London Banks Are Teaming Up, Teaming Up

It has been nearly a decade since London's Big Bang, when the government at one fell swoop lifted regulations that had kept the investment banking industry a patchwork of specialty brokers, market-makers, and merchant bankers. A handful of mergers later, there's still an informal division of labor between banks that underwrite equity and debt issues and those that sell them. And the securities business remains fragmented, with three dozen major investment banks battling each other for business.

But the crowded field may soon thin out. Investment bankers predict that the City of London could soon resound with an echo of the Big Bang. "There are going to be mergers and takeovers, and I think some may actually happen soon," says Peter Letley, deputy chairman of HSBC Investment Banking Ltd. "A number of players in the London market are not sufficiently global."

POND JUMPERS. A fear of being insufficiently global is precisely what propelled Britain's premier investment bank, S.G. Warburg Group, toward Morgan Stanley & Co. in mid-December.
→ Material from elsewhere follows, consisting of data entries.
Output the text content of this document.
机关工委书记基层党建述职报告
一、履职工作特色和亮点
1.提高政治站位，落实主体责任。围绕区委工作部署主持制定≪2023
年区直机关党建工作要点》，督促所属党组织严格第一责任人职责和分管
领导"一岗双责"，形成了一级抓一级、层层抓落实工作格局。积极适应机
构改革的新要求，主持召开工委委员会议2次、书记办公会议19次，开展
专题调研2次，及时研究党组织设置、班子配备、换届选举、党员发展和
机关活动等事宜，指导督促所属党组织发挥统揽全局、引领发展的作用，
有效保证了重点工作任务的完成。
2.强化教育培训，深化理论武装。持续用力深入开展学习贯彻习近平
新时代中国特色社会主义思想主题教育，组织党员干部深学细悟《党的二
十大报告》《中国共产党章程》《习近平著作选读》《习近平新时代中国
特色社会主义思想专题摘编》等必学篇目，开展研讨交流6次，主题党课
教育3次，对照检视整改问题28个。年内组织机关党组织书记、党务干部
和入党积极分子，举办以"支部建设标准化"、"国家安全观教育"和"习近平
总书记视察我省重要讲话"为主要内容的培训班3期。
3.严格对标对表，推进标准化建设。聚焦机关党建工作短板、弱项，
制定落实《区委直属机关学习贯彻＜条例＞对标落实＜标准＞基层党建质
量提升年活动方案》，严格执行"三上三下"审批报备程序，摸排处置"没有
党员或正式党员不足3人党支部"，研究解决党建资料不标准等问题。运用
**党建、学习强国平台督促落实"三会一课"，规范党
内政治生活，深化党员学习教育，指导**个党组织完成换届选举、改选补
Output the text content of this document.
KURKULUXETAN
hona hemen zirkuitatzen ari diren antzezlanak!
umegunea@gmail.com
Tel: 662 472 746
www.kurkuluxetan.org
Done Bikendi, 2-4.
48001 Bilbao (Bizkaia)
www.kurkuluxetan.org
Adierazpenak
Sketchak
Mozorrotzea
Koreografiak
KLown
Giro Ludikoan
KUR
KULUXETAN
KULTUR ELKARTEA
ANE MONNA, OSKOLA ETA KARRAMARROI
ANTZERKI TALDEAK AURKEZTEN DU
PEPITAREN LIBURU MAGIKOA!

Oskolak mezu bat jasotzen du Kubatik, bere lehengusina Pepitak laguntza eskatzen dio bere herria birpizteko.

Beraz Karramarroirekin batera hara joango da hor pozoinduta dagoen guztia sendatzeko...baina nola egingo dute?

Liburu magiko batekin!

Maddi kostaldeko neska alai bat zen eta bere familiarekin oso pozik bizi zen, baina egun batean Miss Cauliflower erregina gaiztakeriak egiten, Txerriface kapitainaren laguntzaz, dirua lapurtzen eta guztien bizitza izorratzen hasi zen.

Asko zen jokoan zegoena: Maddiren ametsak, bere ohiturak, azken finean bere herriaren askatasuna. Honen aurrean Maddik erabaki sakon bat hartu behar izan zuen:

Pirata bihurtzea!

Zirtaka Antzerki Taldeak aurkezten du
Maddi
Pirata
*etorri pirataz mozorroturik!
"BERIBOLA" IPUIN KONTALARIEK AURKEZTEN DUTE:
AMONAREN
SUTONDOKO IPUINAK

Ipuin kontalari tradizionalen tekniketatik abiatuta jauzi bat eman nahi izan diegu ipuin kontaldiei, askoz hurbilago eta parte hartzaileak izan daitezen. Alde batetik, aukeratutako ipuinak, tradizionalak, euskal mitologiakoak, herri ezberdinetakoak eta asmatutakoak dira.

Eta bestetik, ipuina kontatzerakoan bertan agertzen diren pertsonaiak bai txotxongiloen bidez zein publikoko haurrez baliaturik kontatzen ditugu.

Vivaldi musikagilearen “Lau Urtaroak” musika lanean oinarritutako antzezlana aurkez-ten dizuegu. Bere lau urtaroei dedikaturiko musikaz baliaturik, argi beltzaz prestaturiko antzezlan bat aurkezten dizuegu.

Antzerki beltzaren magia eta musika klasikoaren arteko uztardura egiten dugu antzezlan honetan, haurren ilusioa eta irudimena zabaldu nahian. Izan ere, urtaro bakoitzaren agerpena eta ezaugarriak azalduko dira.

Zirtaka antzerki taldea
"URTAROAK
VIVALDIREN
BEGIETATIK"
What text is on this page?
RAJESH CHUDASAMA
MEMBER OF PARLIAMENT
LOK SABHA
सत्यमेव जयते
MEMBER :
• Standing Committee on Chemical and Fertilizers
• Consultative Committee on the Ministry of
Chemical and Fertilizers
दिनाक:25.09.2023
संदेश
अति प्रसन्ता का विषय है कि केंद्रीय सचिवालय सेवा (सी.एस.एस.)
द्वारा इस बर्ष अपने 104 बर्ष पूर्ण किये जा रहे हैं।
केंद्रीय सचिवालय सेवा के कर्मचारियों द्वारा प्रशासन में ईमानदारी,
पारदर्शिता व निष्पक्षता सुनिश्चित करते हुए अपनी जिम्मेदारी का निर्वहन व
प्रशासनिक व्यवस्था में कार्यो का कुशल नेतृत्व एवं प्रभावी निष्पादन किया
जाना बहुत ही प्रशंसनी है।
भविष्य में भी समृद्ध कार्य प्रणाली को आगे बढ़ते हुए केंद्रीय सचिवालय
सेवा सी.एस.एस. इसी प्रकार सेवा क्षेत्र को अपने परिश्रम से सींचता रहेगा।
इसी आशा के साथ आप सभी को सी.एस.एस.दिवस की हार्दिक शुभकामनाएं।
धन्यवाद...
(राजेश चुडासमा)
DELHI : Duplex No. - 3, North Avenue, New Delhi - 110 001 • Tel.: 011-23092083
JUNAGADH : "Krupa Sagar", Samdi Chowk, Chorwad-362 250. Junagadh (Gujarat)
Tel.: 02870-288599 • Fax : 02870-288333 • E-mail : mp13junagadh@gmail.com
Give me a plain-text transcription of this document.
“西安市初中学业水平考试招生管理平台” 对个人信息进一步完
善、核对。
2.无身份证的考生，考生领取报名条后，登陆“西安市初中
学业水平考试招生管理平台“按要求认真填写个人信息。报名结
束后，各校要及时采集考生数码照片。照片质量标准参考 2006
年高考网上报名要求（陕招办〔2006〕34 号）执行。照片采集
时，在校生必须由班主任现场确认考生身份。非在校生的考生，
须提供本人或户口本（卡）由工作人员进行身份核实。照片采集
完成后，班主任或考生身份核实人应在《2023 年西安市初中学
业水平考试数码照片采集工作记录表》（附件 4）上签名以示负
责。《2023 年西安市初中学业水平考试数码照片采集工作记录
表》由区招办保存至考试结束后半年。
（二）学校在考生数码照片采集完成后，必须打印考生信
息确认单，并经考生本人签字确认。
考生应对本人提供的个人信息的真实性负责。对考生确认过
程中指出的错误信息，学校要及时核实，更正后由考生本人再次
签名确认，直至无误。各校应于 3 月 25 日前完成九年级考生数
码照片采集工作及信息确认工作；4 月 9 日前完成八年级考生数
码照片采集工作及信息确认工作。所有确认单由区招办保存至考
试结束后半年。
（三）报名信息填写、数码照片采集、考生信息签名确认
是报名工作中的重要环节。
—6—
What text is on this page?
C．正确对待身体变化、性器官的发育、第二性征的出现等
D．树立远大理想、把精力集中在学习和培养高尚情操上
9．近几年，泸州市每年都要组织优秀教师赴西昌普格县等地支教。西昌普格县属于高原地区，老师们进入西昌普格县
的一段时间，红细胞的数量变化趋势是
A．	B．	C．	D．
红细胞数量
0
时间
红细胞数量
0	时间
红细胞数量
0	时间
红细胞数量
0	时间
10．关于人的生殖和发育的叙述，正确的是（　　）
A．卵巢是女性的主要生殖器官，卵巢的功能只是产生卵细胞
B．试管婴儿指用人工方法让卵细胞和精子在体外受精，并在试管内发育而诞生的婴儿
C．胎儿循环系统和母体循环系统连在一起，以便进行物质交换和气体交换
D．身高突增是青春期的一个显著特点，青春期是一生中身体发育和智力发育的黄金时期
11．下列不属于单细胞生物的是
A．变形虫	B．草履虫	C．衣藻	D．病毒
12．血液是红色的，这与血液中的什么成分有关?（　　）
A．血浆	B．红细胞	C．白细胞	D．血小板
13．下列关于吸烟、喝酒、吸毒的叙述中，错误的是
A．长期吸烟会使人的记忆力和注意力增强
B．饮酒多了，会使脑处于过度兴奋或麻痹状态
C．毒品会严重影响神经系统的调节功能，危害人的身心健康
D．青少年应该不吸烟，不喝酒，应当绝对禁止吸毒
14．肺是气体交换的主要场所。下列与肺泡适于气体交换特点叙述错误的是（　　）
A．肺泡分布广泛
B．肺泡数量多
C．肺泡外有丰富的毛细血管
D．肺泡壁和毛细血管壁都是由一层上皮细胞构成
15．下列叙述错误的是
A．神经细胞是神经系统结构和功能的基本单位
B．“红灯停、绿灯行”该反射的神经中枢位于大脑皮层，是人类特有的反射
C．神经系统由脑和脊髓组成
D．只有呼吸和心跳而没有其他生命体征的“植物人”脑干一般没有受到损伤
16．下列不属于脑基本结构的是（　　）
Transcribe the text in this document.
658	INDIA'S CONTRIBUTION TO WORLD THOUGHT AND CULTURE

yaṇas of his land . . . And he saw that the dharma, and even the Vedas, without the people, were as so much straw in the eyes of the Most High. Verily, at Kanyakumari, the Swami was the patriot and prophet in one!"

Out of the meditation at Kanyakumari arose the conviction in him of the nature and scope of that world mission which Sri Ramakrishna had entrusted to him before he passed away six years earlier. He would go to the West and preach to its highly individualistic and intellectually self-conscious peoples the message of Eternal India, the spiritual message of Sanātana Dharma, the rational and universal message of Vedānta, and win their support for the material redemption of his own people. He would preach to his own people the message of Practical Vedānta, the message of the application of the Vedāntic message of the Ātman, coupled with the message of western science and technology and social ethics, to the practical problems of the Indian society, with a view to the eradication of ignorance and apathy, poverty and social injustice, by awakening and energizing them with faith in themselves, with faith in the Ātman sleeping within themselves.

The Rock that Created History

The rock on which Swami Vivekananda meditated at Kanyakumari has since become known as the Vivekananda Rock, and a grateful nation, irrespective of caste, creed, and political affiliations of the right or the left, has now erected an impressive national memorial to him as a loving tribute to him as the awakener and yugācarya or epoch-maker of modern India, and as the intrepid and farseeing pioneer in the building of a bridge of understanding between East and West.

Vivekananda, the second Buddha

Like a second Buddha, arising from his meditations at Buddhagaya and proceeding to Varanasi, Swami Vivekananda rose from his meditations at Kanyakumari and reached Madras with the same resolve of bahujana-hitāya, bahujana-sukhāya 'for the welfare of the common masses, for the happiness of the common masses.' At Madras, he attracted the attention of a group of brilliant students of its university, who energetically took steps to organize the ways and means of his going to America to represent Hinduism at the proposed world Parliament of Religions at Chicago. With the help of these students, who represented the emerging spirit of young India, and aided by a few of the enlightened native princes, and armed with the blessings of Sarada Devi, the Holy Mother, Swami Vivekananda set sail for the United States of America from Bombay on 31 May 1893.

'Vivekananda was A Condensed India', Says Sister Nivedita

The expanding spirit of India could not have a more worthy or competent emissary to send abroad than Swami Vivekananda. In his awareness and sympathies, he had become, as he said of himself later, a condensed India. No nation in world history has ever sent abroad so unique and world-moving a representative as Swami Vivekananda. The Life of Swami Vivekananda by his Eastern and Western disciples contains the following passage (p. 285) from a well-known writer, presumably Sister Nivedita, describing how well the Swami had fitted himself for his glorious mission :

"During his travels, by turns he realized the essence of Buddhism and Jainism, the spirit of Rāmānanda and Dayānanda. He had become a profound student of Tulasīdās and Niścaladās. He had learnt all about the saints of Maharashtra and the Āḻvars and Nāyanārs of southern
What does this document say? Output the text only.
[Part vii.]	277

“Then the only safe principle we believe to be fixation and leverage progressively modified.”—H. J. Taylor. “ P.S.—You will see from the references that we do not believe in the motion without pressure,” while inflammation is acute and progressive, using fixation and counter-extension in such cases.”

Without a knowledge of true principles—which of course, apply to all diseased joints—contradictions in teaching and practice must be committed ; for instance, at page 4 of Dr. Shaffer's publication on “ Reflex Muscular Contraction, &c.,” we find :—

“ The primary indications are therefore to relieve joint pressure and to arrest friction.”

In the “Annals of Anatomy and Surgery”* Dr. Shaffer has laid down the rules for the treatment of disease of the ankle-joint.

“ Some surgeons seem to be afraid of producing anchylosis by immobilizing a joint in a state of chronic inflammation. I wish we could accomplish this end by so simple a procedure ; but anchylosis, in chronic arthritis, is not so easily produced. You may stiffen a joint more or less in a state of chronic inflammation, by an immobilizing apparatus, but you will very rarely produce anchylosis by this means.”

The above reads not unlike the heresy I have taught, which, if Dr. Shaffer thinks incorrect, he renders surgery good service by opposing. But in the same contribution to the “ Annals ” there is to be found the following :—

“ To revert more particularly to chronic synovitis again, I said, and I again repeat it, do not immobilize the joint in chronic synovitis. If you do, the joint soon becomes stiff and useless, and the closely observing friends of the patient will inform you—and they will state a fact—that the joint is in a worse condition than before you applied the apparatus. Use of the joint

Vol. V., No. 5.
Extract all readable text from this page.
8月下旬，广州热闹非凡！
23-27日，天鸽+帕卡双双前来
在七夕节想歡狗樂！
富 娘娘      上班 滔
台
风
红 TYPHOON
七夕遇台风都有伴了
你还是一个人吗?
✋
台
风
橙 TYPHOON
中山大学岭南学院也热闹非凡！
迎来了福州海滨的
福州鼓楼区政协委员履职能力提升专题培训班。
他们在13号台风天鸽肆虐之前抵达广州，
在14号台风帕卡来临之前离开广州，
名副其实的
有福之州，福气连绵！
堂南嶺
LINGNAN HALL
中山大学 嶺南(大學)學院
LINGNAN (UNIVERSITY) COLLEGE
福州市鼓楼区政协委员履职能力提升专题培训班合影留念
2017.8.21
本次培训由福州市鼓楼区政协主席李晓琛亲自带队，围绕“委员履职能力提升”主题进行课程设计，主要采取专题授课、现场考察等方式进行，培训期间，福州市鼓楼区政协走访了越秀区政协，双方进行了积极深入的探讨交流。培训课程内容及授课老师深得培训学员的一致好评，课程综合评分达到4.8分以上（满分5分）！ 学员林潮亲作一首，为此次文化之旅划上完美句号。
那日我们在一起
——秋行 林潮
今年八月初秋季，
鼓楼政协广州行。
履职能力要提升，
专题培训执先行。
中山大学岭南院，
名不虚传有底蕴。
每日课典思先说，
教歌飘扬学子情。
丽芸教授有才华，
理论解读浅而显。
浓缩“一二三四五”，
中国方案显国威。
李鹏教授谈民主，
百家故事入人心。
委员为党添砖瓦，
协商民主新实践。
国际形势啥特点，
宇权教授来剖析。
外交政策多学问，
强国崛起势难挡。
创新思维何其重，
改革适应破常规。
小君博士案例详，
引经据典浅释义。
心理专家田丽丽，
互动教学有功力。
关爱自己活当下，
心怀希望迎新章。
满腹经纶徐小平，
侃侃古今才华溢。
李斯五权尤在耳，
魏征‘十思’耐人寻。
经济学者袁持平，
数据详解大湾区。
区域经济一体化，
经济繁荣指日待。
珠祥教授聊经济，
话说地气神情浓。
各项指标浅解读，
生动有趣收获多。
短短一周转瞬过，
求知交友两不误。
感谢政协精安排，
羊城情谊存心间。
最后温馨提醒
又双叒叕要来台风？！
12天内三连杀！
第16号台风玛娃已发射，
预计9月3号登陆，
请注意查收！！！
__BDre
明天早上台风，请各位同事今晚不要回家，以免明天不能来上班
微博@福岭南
And on Jan. 25, London's Govett & Co. announced plans to merge with Chicago-based Duff & Phelps Corp. in a $250 million deal that creates a global asset management and equity research house with $50 billion under management.

While the marriage of convenience between Warburg and Morgan Stanley fell apart a week later, the logic behind it remains: To be successful, investment banks need to offer corporations a wide range of products in numerous markets outside their home base. Today's most lucrative action is in cross-border deals, and London banks are losing juicy business to players with a longer international reach. U.S. banks are even horning in on strictly domestic deals. In Glaxo Group's surprise $14 billion bid for fellow British drugmaker Wellcome PLC on Jan. 23, Wellcome is being advised not only by Barings PLC, a second-tier London merchant bank, but by Morgan Stanley, too.

The biggest squeeze is coming from the U.S. heavyweights, especially Goldman Sachs, Merrill Lynch, and Morgan Stanley. Merrill Lynch is now widely recognized as the powerhouse in debt securities of all kinds. Goldman Sachs is the worldwide leader in mergers. Morgan Stanley ranks No.3 in worldwide equity issues. Meanwhile, the big Continental banks are also beefing up their London operations.

The stakes are getting higher all the time. With corporate profits recovering in Europe and the U.S., record levels of equity deals, debt issues, and mergers are expected for 1995. However, the problem for London's banks is that more deals are congregating in fewer hands. Of $76 billion in M&A deals in Europe in 1994, for example, five banks acted as advisers for 65% of them, when ranked by dollar value. Of the five banks, three were American.

TRY, TRY AGAIN? No wonder the consolidation rumors are flying. Warburg officials deny that they are looking for another suitor, but with the company's share price rising 15%, to $12, in the past two weeks, the market clearly thinks otherwise. Independent London brokers Smith New Court and Panmure Gordon, owned by NationsBank, also are "obvious takeover targets," says HSBC's Letley. The two banks would not comment. Other prominent British houses considered takeover bait include Robert Fleming, Hambros, and Lazard Brothers--but any overtures would have to be friendly, since each is family owned or controlled.

At the same time, Europe's big banks are plotting to acquire the critical mass and trading expertise to compete with the U.S. powerhouses. Deutsche Bank just moved much of its investment banking operation to London, where it previously had scooped up merchant banker Morgan Grenfell Group. Banking sources say that Deutsche is considering making an offer for Cazenove & Co., a highly secretive broker with a blue-chip client list. Deutsche and Cazenove both declined to comment. Deutsche's German archrival, Dresdner Bank, and Union Bank of Switzerland have both been named as possible suitors for Warburg, although Dresdner officials decline comment and UBS denies any interest.

Some London merchant banks are trying to hang on to their independence by aiming for a niche. Privately owned Barings has a powerful franchise in emerging markets and is targeting smaller institutional investors and private clients. Schroders PLC has built a successful investment arm, with $94 billion in funds under management. Also, instead of chasing big deals, it's going after project finance work in emerging markets.

Nevertheless, in August, Schroders quietly bought the remaining half of its U.S. partner and equity distribution arm, Wertheim Schroder & Co., in a $94 million deal, and plans to use Wertheim to expand into Latin American equities. Clearly, even for London's successes, the siren they hear is far offshore.